How do you love a child molester? His own child at that? That is the penultimate on the sexual assault gradient: harassment, forced touch and kiss, molestation, unwanted touch and / or kiss, assault, rape, then with your own kin - children. That’s probably the final “stop.”
Yet not let us / me be the judge and jury. I’m hurt. Angry. Betrayed. Mad. Pissed off.
And.
Knowing Bro is a hurt person. Someone he once trusted as family violated him. Betrayed his trust. Not as rationale but context.

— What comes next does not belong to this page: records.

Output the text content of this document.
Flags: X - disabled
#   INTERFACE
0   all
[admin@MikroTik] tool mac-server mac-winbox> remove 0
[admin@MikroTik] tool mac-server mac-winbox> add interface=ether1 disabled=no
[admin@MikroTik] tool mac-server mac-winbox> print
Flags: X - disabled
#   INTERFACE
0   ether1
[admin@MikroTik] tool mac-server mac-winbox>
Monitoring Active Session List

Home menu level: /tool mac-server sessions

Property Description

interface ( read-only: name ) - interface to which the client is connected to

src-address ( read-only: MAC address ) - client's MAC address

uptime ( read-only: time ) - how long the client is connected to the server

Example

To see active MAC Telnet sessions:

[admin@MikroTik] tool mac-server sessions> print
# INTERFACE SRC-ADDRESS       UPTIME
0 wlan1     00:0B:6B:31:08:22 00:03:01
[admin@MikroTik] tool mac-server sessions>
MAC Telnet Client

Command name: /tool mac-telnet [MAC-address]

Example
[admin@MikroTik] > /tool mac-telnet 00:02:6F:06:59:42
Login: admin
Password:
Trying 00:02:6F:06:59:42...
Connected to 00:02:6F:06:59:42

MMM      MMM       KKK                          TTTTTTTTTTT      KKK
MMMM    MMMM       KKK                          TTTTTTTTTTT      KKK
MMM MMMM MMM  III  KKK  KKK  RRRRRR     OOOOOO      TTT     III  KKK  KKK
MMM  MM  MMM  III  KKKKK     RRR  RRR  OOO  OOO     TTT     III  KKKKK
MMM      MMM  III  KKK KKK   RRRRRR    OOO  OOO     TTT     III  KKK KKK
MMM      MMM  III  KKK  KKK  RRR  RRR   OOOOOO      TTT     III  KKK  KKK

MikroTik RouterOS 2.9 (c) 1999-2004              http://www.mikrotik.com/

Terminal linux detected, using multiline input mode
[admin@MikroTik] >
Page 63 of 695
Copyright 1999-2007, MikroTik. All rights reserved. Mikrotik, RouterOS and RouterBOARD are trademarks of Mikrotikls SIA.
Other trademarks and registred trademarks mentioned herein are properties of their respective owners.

Holding him accountable, is that him rotting away in prison? Or banished to do his deep healing work for five ten twenty years with concrete behavioral change. Accountable to an elders / community council? Will his daughter agree that is justice delivered?
What are the alternatives if we believe Brother’s life is redeemable? Not a throwaway. Not defined by the worst thing he’s ever done, that he molested and raped his own daughter when she was a small child… how do we hold love in face of that?
No answers.
Blank. Empty.
And knowing how many women in the movement and in our racial justice organizations have put up with sexual harassment, assault, unwanted everything for goddess knows how long… our silence is suffocating us. I can’t breathe. Not no more.
Our fear overwhelms us. Overwhelms me. Like drowning in the ocean when riptides come for you and there’s no way out.
Our self-blame swallowed like paper towels stuffed down our throats. The unwanted touching, the insinuations, flirting that feels like flattery but is really pressure to have sex. All so dark, disturbing, disgusting.
Sexual battery of all kinds is insidious. Pervasive. Tolerated long enough. I held my #MeToo story for 25 years. 25 long sick years. And I’ve only spoke out on one predator - Oscar Rios - only. All the others - union presidents, nameless laborers on nameless street corners, well respected “movement elders” who shall remain protected are all sitting in plain sight. Without being held accountable to their implicit and explicit trespasses. In the end, the sour and bitter are still left on my tongue like yesterday’s curry.
What will we do about that? Will I call out those I respect to this day? Will I call them in to look at the harm they’ve caused and demand that they be held to account, for a do-over, for a chance at forgiveness? Do I dare to puncture the pretty veneer that all’s well in the fight for justice? Who will sound the alarm that our sisters and daughters, nieces and nephews are not well? Who dares to wear this target on their backs for speaking truth to misogyny’s overreach? Who dares to bear the brunt of the blowback?
How do we hold onto the light amidst all this darkness?
I need and want answers. I’m thirsty for change. Where silence is no longer acceptable. Where sexual harm is named, confronted. Where women are finally liberated from this male disease called patriarchy. When we cultivate young people to enter into this movement, we have a responsibility and duty to expose where harm has been done and for restorative love to gain normalcy. Where our pain is lifted.
I hunger for the day when we stop asking women why were you there? What were you doing with him in the first place? Why were you wearing that skimpy little tell-all top? Were you flirting with him? How many drinks did you have? What do we need to do to finally banish those like last week’s moldy muffins?